Verdachte heeft op 7 december 2006 met een bestelauto met aanhangwagen gereden over de Geerenweg te Baarn, waarbij hij vervolgens tegen één voetganger is gereden die zich op een voetgangersoversteekplaats bevond. Ten gevolge van die aanrijding werd die voetganger, [aangever], zwaar lichamelijk letsel toegebracht.
De rechtbank is van oordeel dat niet is komen vast te staan dat verdachte te hard heeft gereden, gezien de plaats waar hij is komen stil te staan op de voetgangersoversteekplaats. Nu daarnaast het onderzoek onvolledig is, er geen getuigen zijn gehoord en de slachtoffers evenmin zijn bevraagd ten aanzien van de snelheid waarmee zij de weg zijn overgestoken, is de rechtbank van oordeel dat er weliswaar wettig bewijs is voor het zowel primair als subsidiair ten laste gelegde, maar dat dit onvoldoende overtuigend is, nu een mogelijk aandeel van het slachtoffer in de totstandkoming van het ongeval onvoldoende is uitgesloten.

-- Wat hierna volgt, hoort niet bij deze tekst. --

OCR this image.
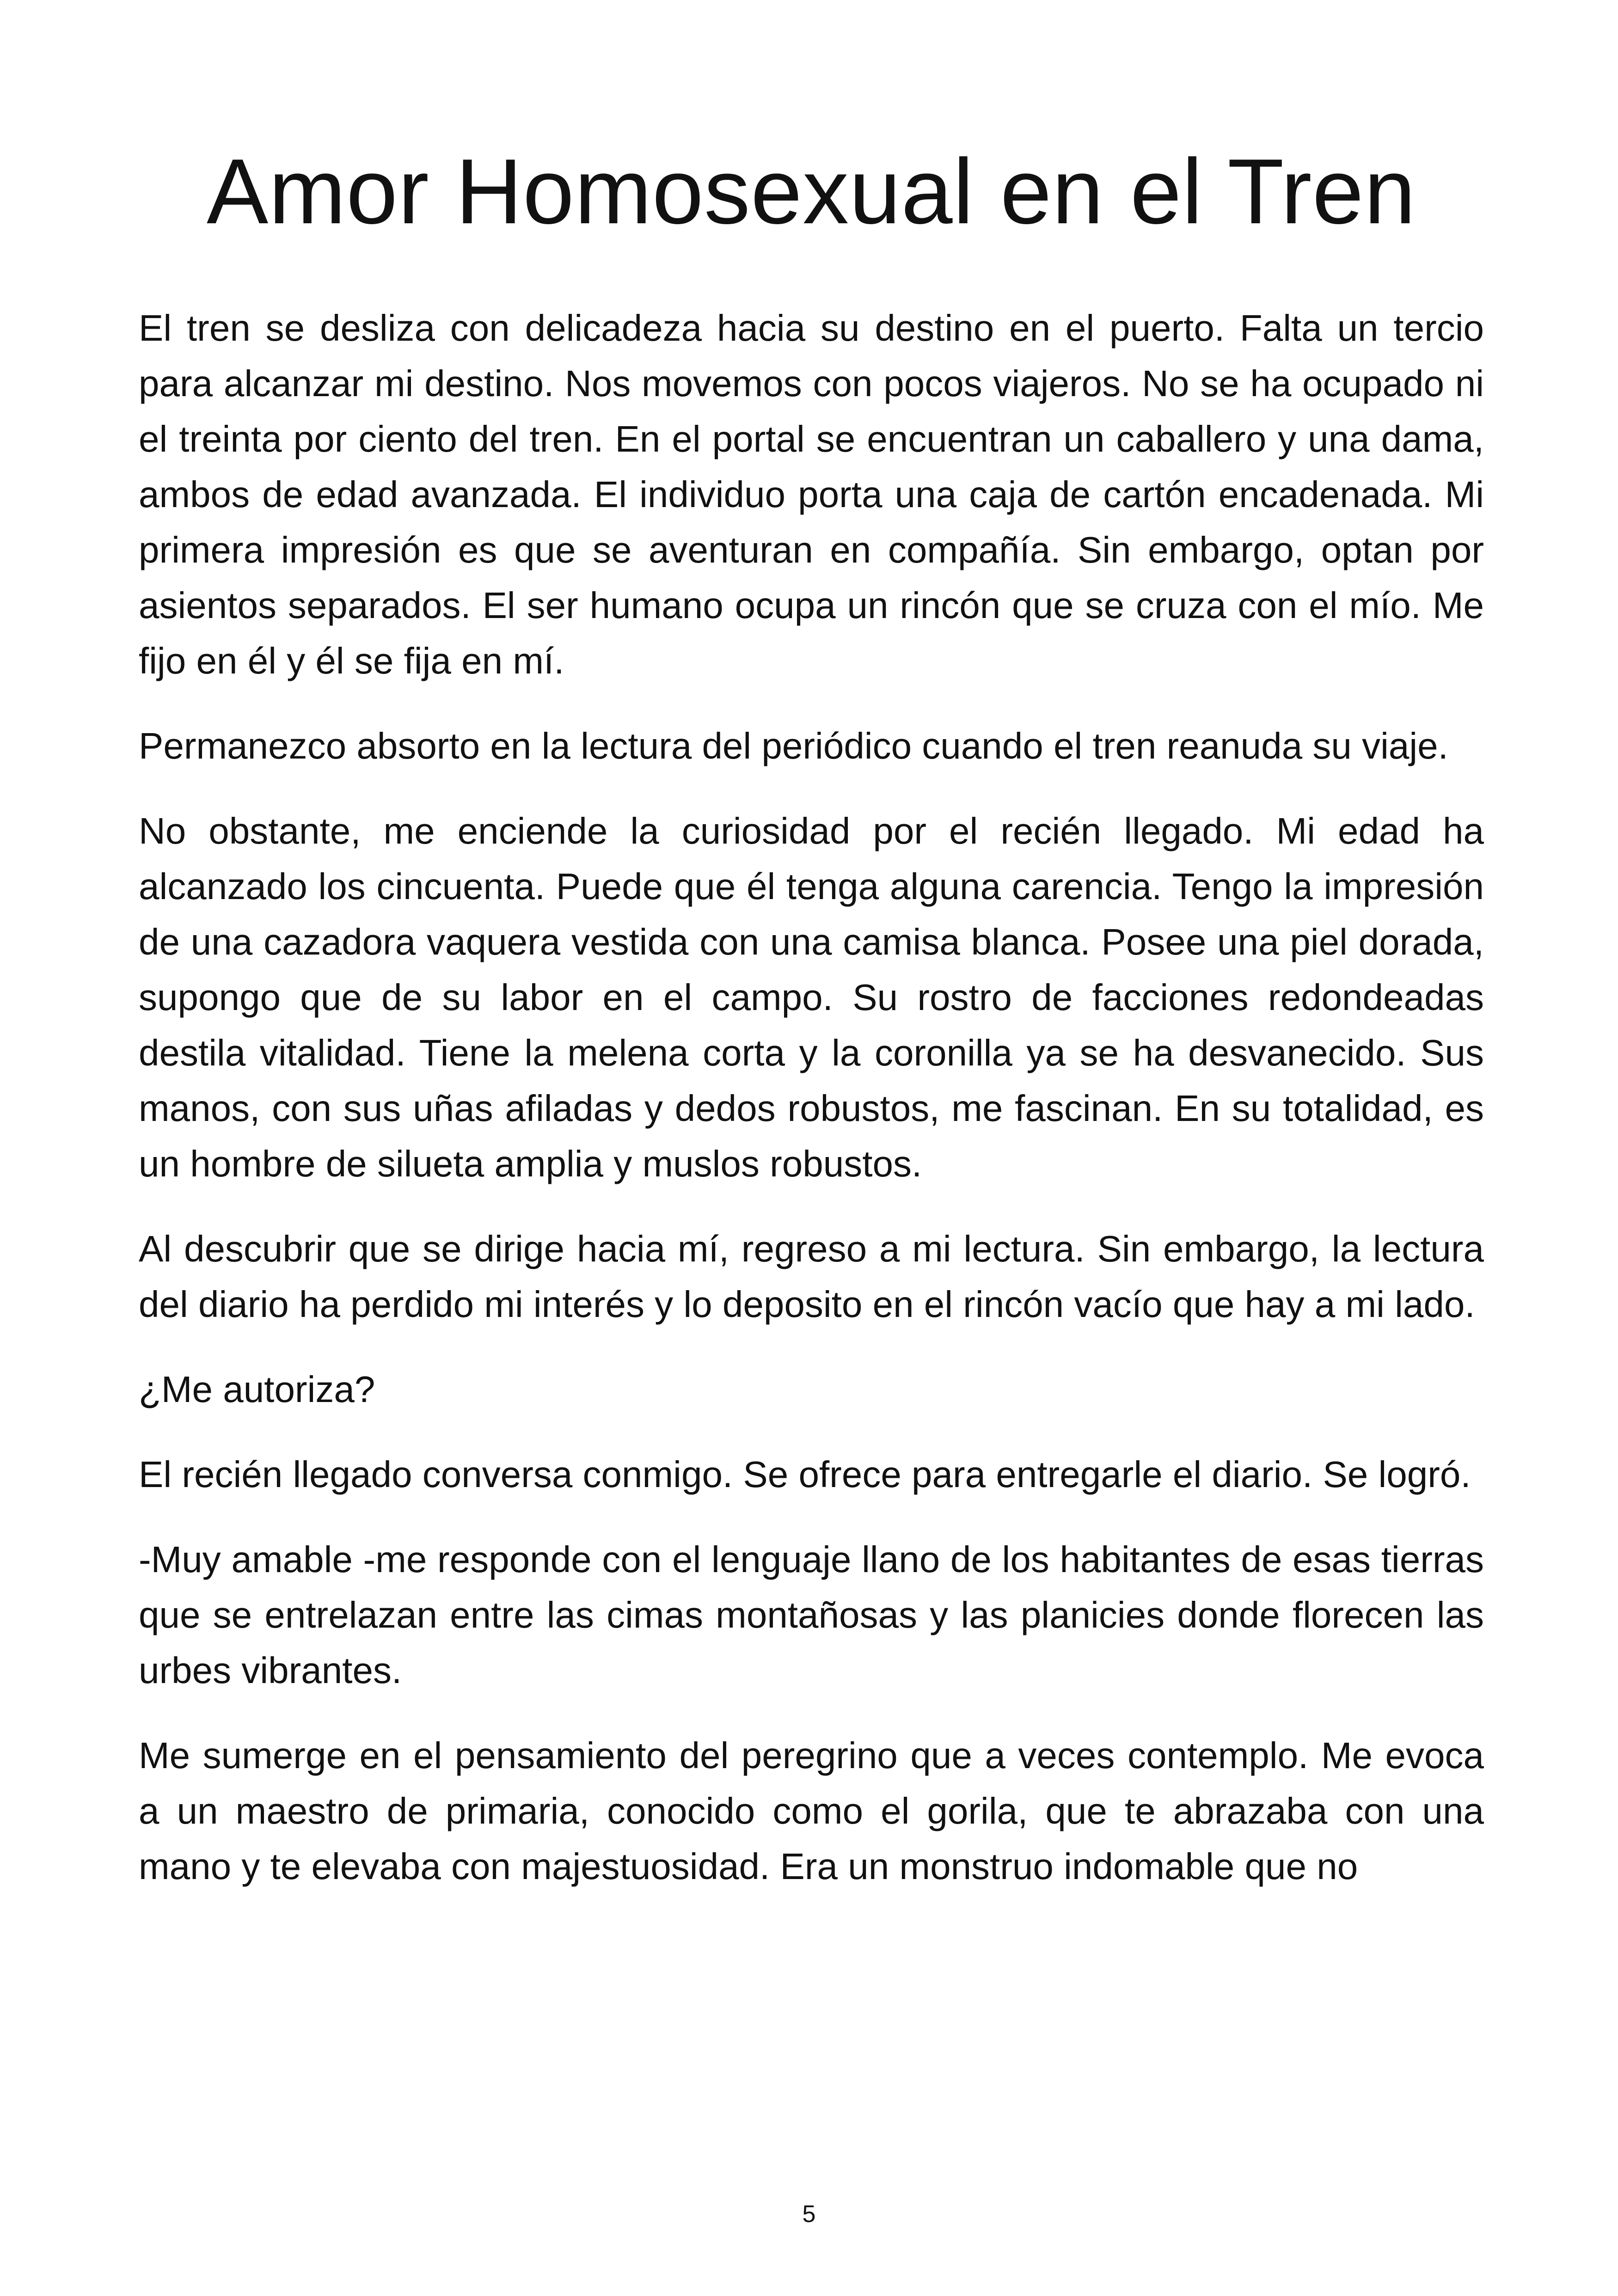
Amor Homosexual en el Tren

El tren se desliza con delicadeza hacia su destino en el puerto. Falta un tercio para alcanzar mi destino. Nos movemos con pocos viajeros. No se ha ocupado ni el treinta por ciento del tren. En el portal se encuentran un caballero y una dama, ambos de edad avanzada. El individuo porta una caja de cartón encadenada. Mi primera impresión es que se aventuran en compañía. Sin embargo, optan por asientos separados. El ser humano ocupa un rincón que se cruza con el mío. Me fijo en él y él se fija en mí.

Permanezco absorto en la lectura del periódico cuando el tren reanuda su viaje.

No obstante, me enciende la curiosidad por el recién llegado. Mi edad ha alcanzado los cincuenta. Puede que él tenga alguna carencia. Tengo la impresión de una cazadora vaquera vestida con una camisa blanca. Posee una piel dorada, supongo que de su labor en el campo. Su rostro de facciones redondeadas destila vitalidad. Tiene la melena corta y la coronilla ya se ha desvanecido. Sus manos, con sus uñas afiladas y dedos robustos, me fascinan. En su totalidad, es un hombre de silueta amplia y muslos robustos.

Al descubrir que se dirige hacia mí, regreso a mi lectura. Sin embargo, la lectura del diario ha perdido mi interés y lo deposito en el rincón vacío que hay a mi lado.

¿Me autoriza?

El recién llegado conversa conmigo. Se ofrece para entregarle el diario. Se logró.

-Muy amable -me responde con el lenguaje llano de los habitantes de esas tierras que se entrelazan entre las cimas montañosas y las planicies donde florecen las urbes vibrantes.

Me sumerge en el pensamiento del peregrino que a veces contemplo. Me evoca a un maestro de primaria, conocido como el gorila, que te abrazaba con una mano y te elevaba con majestuosidad. Era un monstruo indomable que no

5
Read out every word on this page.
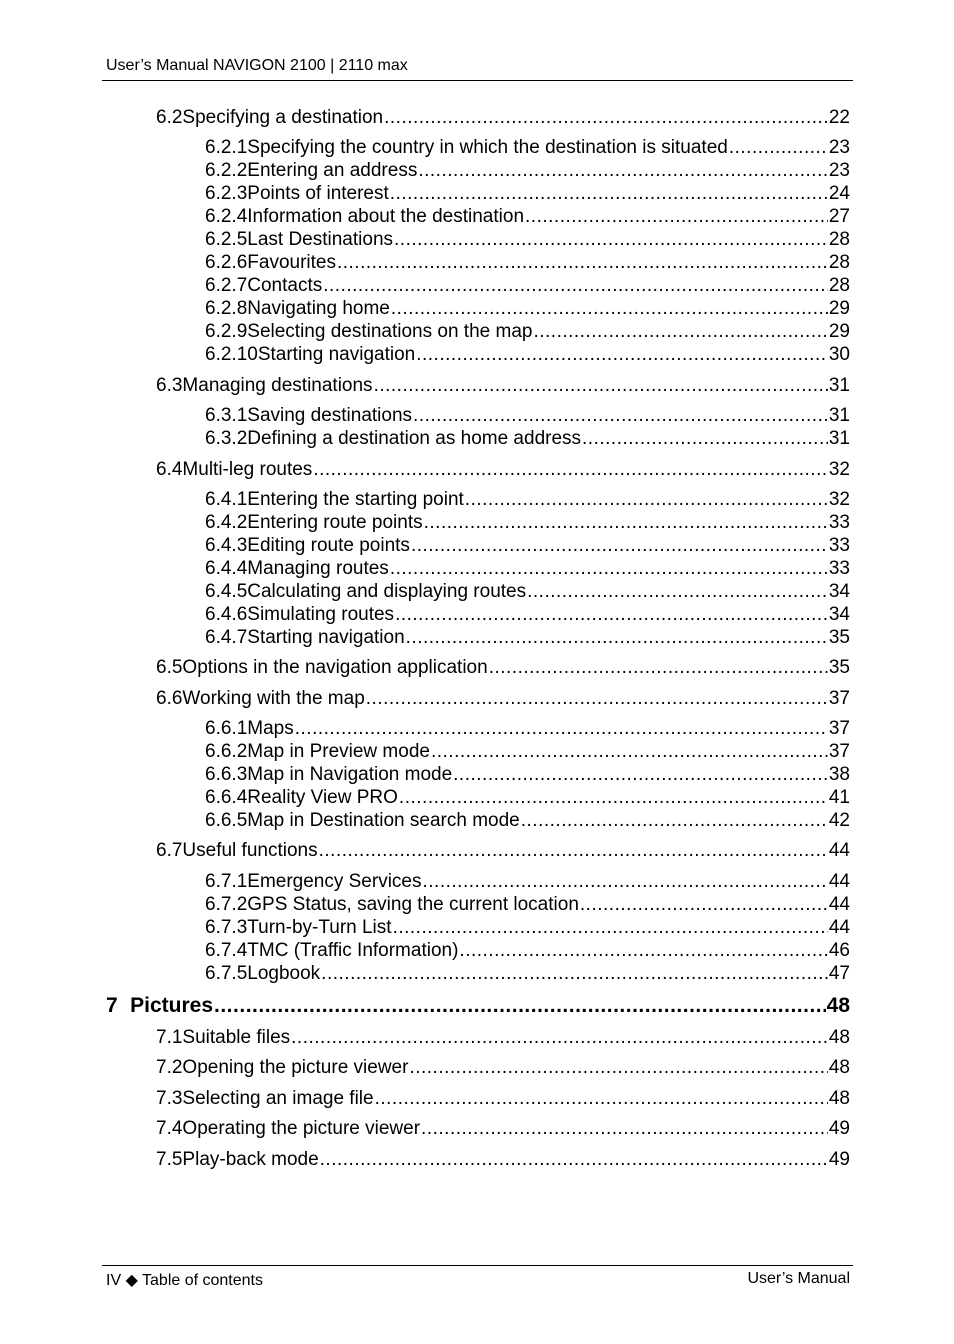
User’s Manual NAVIGON 2100 | 2110 max
6.2 Specifying a destination .....	22
6.2.1 Specifying the country in which the destination is situated .....	23
6.2.2 Entering an address .....	23
6.2.3 Points of interest .....	24
6.2.4 Information about the destination .....	27
6.2.5 Last Destinations .....	28
6.2.6 Favourites .....	28
6.2.7 Contacts .....	28
6.2.8 Navigating home .....	29
6.2.9 Selecting destinations on the map .....	29
6.2.10 Starting navigation .....	30
6.3 Managing destinations .....	31
6.3.1 Saving destinations .....	31
6.3.2 Defining a destination as home address .....	31
6.4 Multi-leg routes .....	32
6.4.1 Entering the starting point .....	32
6.4.2 Entering route points .....	33
6.4.3 Editing route points .....	33
6.4.4 Managing routes .....	33
6.4.5 Calculating and displaying routes .....	34
6.4.6 Simulating routes .....	34
6.4.7 Starting navigation .....	35
6.5 Options in the navigation application .....	35
6.6 Working with the map .....	37
6.6.1 Maps .....	37
6.6.2 Map in Preview mode .....	37
6.6.3 Map in Navigation mode .....	38
6.6.4 Reality View PRO .....	41
6.6.5 Map in Destination search mode .....	42
6.7 Useful functions .....	44
6.7.1 Emergency Services .....	44
6.7.2 GPS Status, saving the current location .....	44
6.7.3 Turn-by-Turn List .....	44
6.7.4 TMC (Traffic Information) .....	46
6.7.5 Logbook .....	47
7 Pictures .....	48
7.1 Suitable files .....	48
7.2 Opening the picture viewer .....	48
7.3 Selecting an image file .....	48
7.4 Operating the picture viewer .....	49
7.5 Play-back mode .....	49
IV ◆ Table of contents	User’s Manual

De rechtbank acht derhalve niet wettig en overtuigend bewezen hetgeen aan verdachte is ten laste gelegd. De verdachte moet daarvan worden vrijgesproken.
DE BESLISSING
De rechtbank beslist als volgt:
Verklaart niet bewezen dat de verdachte zowel het primair als het subsidiair ten laste gelegde feit heeft begaan en spreekt hem daarvan vrij.
Dit vonnis is gewezen door mrs S.C. Hagedoorn, J.R. Krol en P.J.G. van Osta, bijgestaan door H.A.M. Blom als griffier en uitgesproken op de openbare terechtzitting van deze rechtbank van 4 februari 2008.